If there is any historic station on the line that has been truly marginalized by the march of modernity then it would have to be San Carlos Station.

This beautiful and unique station looks like no other on the line. It was built in 1888 and is constructed with Almaden sandstone from Greystone Quarry in the Almaden Valley which echos the building material used at nearby Stanford University. The station is designed in an Richardsonian Romanesque style which is very unique for a railway depot in California. There are rumors that the architect that designed Stanford, Charles Coolidge, also designed San Carlos station.

The railway line has been elevated and the trains now tower above the station. There was a time when this distinctive station was the focus of the growing town of San Carlos but it has been hemmed in with the elevated railway to the east and the newly constructed residential buildings to the north and south.

Sadly this iconic station is in the shadow of all that surrounds it and speaks to the Bay Area in the 21 Century: over populated and addicted to cars.

It was hard to get a clear view of the entirety of the building because I couldn’t back up far enough without backing into the new residential buildings or having the conical tower disappear as I backed under the railway overpass. It felt a bit like the blind men and the elephant. I could only see bits of the station but never the whole thing.

This station also represents what I have seen at Colma, Millbrae, and Hillsdale.
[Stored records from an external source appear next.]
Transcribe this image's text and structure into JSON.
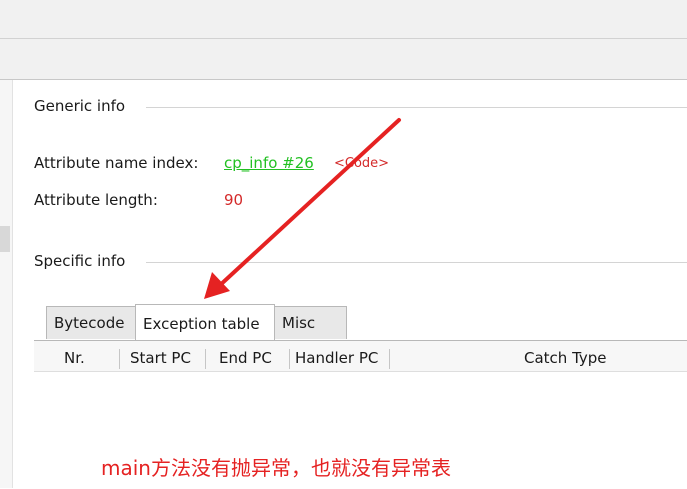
{
  "generic_info": {
    "title": "Generic info",
    "attribute_name_index_label": "Attribute name index:",
    "attribute_name_index_link": "cp_info #26",
    "attribute_name_index_comment": "<Code>",
    "attribute_length_label": "Attribute length:",
    "attribute_length_value": "90"
  },
  "specific_info": {
    "title": "Specific info",
    "tabs": [
      {
        "label": "Bytecode",
        "active": false
      },
      {
        "label": "Exception table",
        "active": true
      },
      {
        "label": "Misc",
        "active": false
      }
    ]
  },
  "exception_table": {
    "columns": [
      "Nr.",
      "Start PC",
      "End PC",
      "Handler PC",
      "Catch Type"
    ],
    "rows": []
  },
  "annotation": {
    "note": "main方法没有抛异常，也就没有异常表",
    "color": "#e52222"
  },
  "colors": {
    "link": "#22c022",
    "value_red": "#d42a2a"
  }
}
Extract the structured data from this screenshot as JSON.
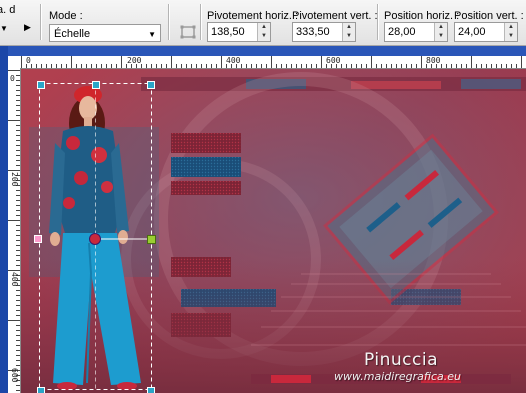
{
  "toolbar": {
    "partial_label": "a. d",
    "mode_label": "Mode :",
    "mode_value": "Échelle",
    "pivot_h_label": "Pivotement horiz. :",
    "pivot_h_value": "138,50",
    "pivot_v_label": "Pivotement vert. :",
    "pivot_v_value": "333,50",
    "pos_h_label": "Position horiz. :",
    "pos_h_value": "28,00",
    "pos_v_label": "Position vert. :",
    "pos_v_value": "24,00"
  },
  "ruler": {
    "top_ticks": [
      "0",
      "200",
      "400",
      "600",
      "800"
    ],
    "left_ticks": [
      "0",
      "200",
      "400",
      "600"
    ]
  },
  "canvas": {
    "watermark_title": "Pinuccia",
    "watermark_url": "www.maidiregrafica.eu"
  },
  "colors": {
    "background_red": "#a73d4e",
    "accent_blue": "#1d5f8a",
    "handle_green": "#9acd32",
    "handle_red": "#c8283c"
  }
}
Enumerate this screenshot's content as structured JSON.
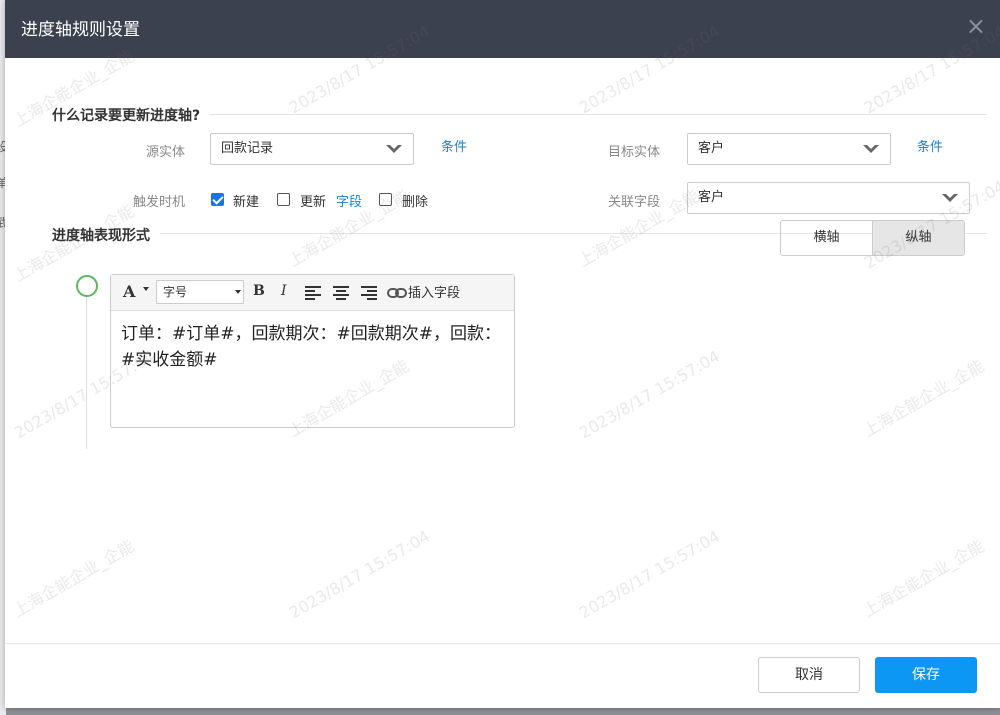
{
  "dialog": {
    "title": "进度轴规则设置",
    "close_icon": "×"
  },
  "background_page": {
    "fragments": [
      "设",
      "单",
      "武"
    ]
  },
  "section1": {
    "title": "什么记录要更新进度轴?",
    "source_entity": {
      "label": "源实体",
      "value": "回款记录",
      "condition_link": "条件"
    },
    "target_entity": {
      "label": "目标实体",
      "value": "客户",
      "condition_link": "条件"
    },
    "trigger": {
      "label": "触发时机",
      "options": [
        {
          "label": "新建",
          "checked": true
        },
        {
          "label": "更新",
          "checked": false
        },
        {
          "label": "删除",
          "checked": false
        }
      ],
      "field_link": "字段"
    },
    "related_field": {
      "label": "关联字段",
      "value": "客户"
    }
  },
  "section2": {
    "title": "进度轴表现形式",
    "orientation": {
      "options": [
        "横轴",
        "纵轴"
      ],
      "selected": "纵轴"
    }
  },
  "editor": {
    "toolbar": {
      "font_color": "A",
      "font_size": "字号",
      "bold": "B",
      "italic": "I",
      "insert_field": "插入字段"
    },
    "content": "订单：#订单#，回款期次：#回款期次#，回款：#实收金额#"
  },
  "footer": {
    "cancel": "取消",
    "save": "保存"
  },
  "watermark": {
    "timestamp": "2023/8/17 15:57:04",
    "company": "上海企能企业_企能"
  },
  "colors": {
    "titlebar": "#3b414e",
    "primary": "#0d97f5",
    "link": "#1a7fd1",
    "timeline": "#5cb85c"
  }
}
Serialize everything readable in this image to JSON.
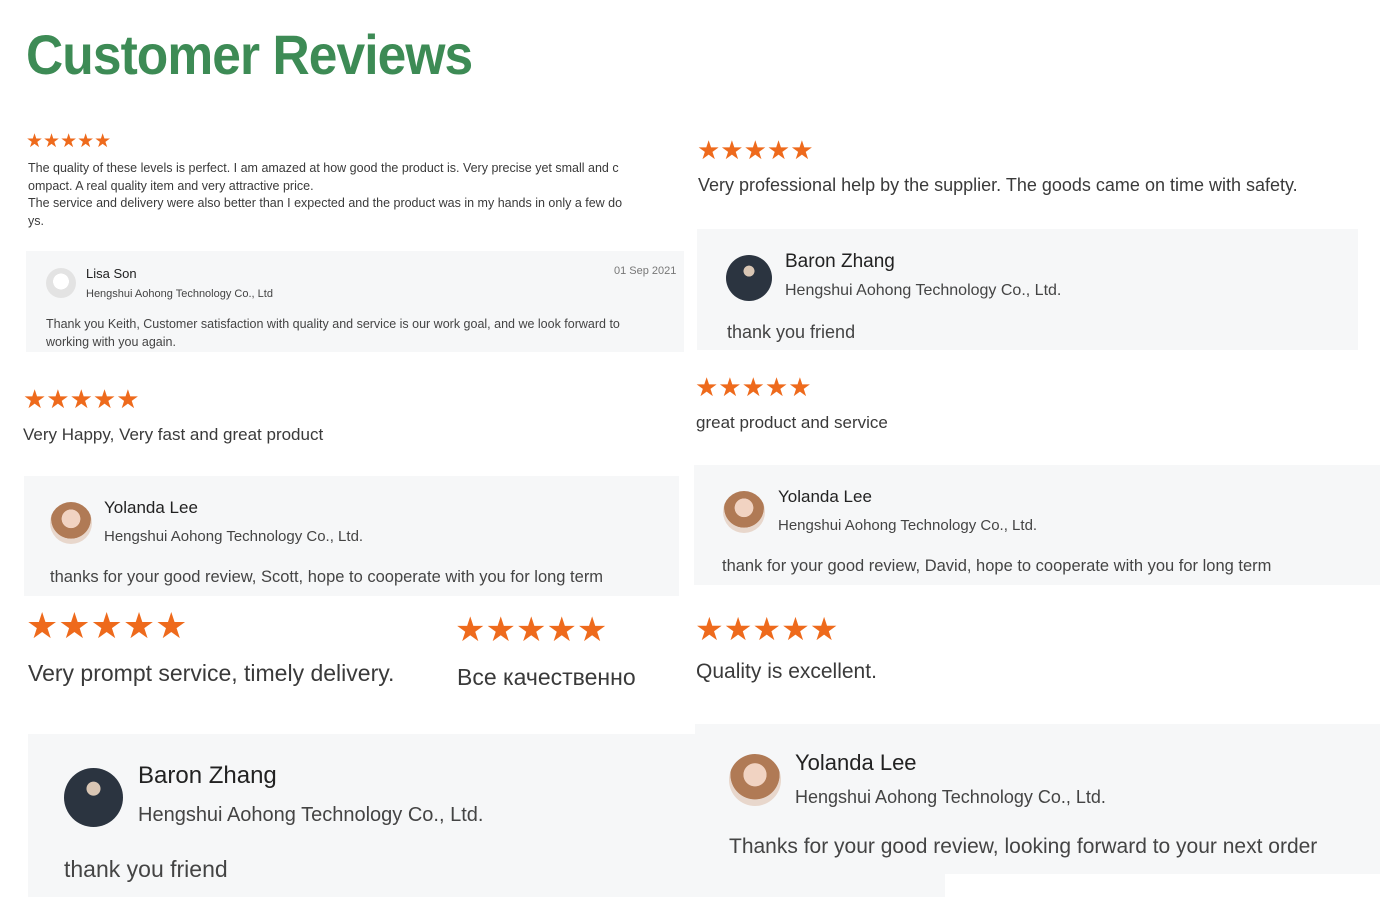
{
  "page": {
    "title": "Customer Reviews"
  },
  "rating_stars": "★★★★★",
  "colors": {
    "title": "#3d8b55",
    "star": "#ee6a1c",
    "reply_bg": "#f6f7f8"
  },
  "reviews": [
    {
      "text_lines": [
        "The quality of these levels is perfect. I am amazed at how good the product is. Very precise yet small and c",
        "ompact. A real quality item and very attractive price.",
        "The service and delivery were also better than I expected and the product was in  my hands in only a few do",
        "ys."
      ],
      "reply": {
        "name": "Lisa Son",
        "company": "Hengshui Aohong Technology Co., Ltd",
        "date": "01 Sep 2021",
        "text_lines": [
          "Thank you Keith,  Customer satisfaction with quality and service is our work goal, and we look forward to",
          "working with you again."
        ],
        "avatar": "logo-avatar"
      }
    },
    {
      "text": "Very professional help by the supplier. The goods came on time with safety.",
      "reply": {
        "name": "Baron Zhang",
        "company": "Hengshui Aohong Technology Co., Ltd.",
        "text": "thank you friend",
        "avatar": "man-avatar"
      }
    },
    {
      "text": "Very Happy, Very fast and great product",
      "reply": {
        "name": "Yolanda Lee",
        "company": "Hengshui Aohong Technology Co., Ltd.",
        "text": "thanks for your good review, Scott, hope to cooperate with you for long term",
        "avatar": "woman-avatar"
      }
    },
    {
      "text": "great product and service",
      "reply": {
        "name": "Yolanda Lee",
        "company": "Hengshui Aohong Technology Co., Ltd.",
        "text": "thank for your good review, David, hope to cooperate with you for long term",
        "avatar": "woman-avatar"
      }
    },
    {
      "text": "Very prompt service, timely delivery."
    },
    {
      "text": "Все качественно"
    },
    {
      "text": "Quality is excellent."
    },
    {
      "reply": {
        "name": "Baron Zhang",
        "company": "Hengshui Aohong Technology Co., Ltd.",
        "text": "thank you friend",
        "avatar": "man-avatar"
      }
    },
    {
      "reply": {
        "name": "Yolanda Lee",
        "company": "Hengshui Aohong Technology Co., Ltd.",
        "text": "Thanks for your good review, looking forward to your next order",
        "avatar": "woman-avatar"
      }
    }
  ]
}
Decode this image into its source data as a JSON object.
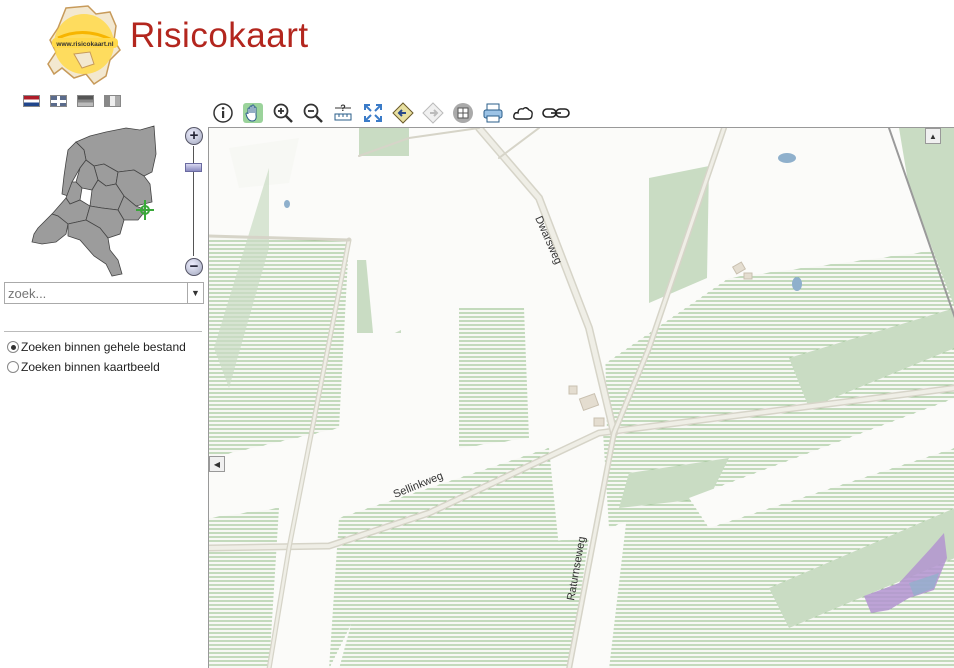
{
  "app": {
    "brand_name": "Risicokaart",
    "logo_text": "www.risicokaart.nl"
  },
  "languages": [
    "nl-flag-icon",
    "uk-flag-icon",
    "de-flag-icon",
    "fr-flag-icon"
  ],
  "search": {
    "placeholder": "zoek..."
  },
  "search_scope": {
    "options": [
      {
        "label": "Zoeken binnen gehele bestand",
        "checked": true
      },
      {
        "label": "Zoeken binnen kaartbeeld",
        "checked": false
      }
    ]
  },
  "zoom": {
    "in_label": "+",
    "out_label": "−"
  },
  "toolbar": {
    "tools": [
      "info-icon",
      "pan-hand-icon",
      "zoom-in-icon",
      "zoom-out-icon",
      "measure-icon",
      "full-extent-icon",
      "back-icon",
      "forward-icon",
      "layers-icon",
      "print-icon",
      "cloud-icon",
      "link-icon"
    ]
  },
  "map": {
    "street_labels": [
      "Dwarsweg",
      "Sellinkweg",
      "Raturnseweg"
    ],
    "colors": {
      "forest": "#c9dcc3",
      "forest_line": "#8fbb85",
      "road": "#e3e1d6",
      "water": "#8fb0cc",
      "hazard": "#b394d0"
    }
  }
}
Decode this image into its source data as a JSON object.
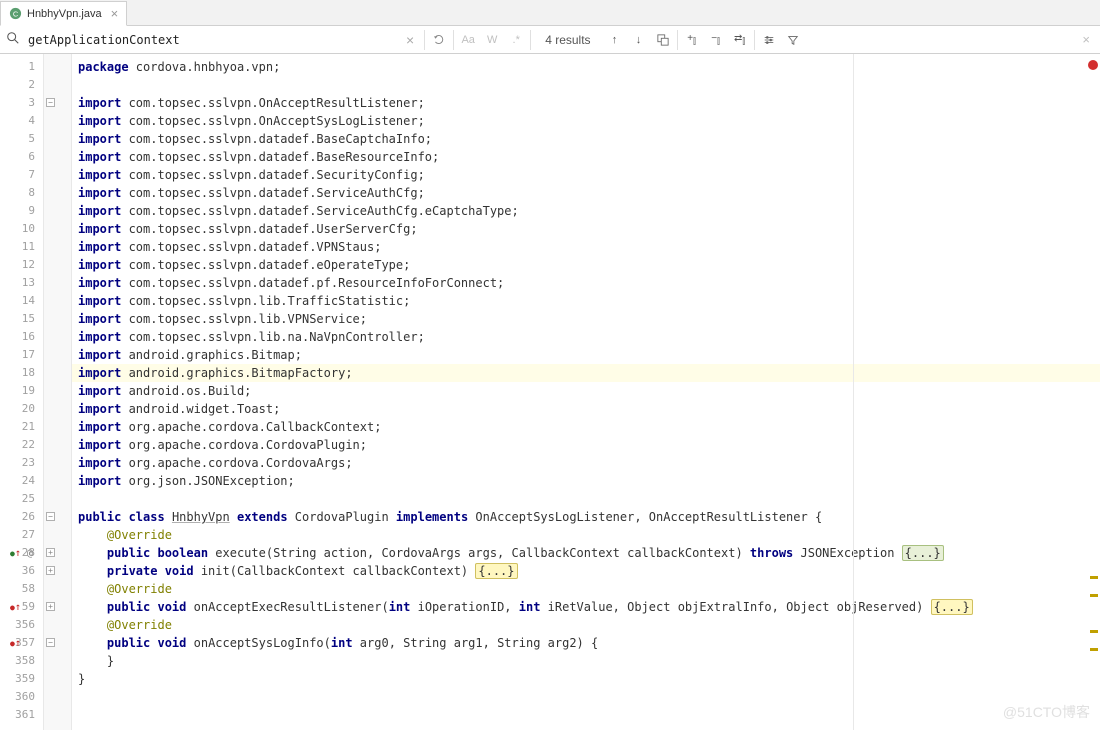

They are all buildings that no longer function as a passenger railway depots. In other words they are just empty shells that no longer serve a purpose other than being a bookmark in historical time. They are there for those who read the passages of time and I am one of those.

The San Carlos Station has housed many things: a post office, a church, a library, and lastly, a restaurant. And this restaurant now is closed and the interior is stripped bare. Sad really, that this architectural gem should serve some purpose other than just looking nice.

The San Carlos Station is now surrounded on three sides. The towering new residential building to the left makes a weak attempt to echo the sandstone look of the station.

My northbound train heading to San Francisco from Millbrae Transit Center. Don’t let it fool you, this is the end of the train, the diesel engine is pushing the train north. I was going to take BART to Daly City with three sketches in my bag.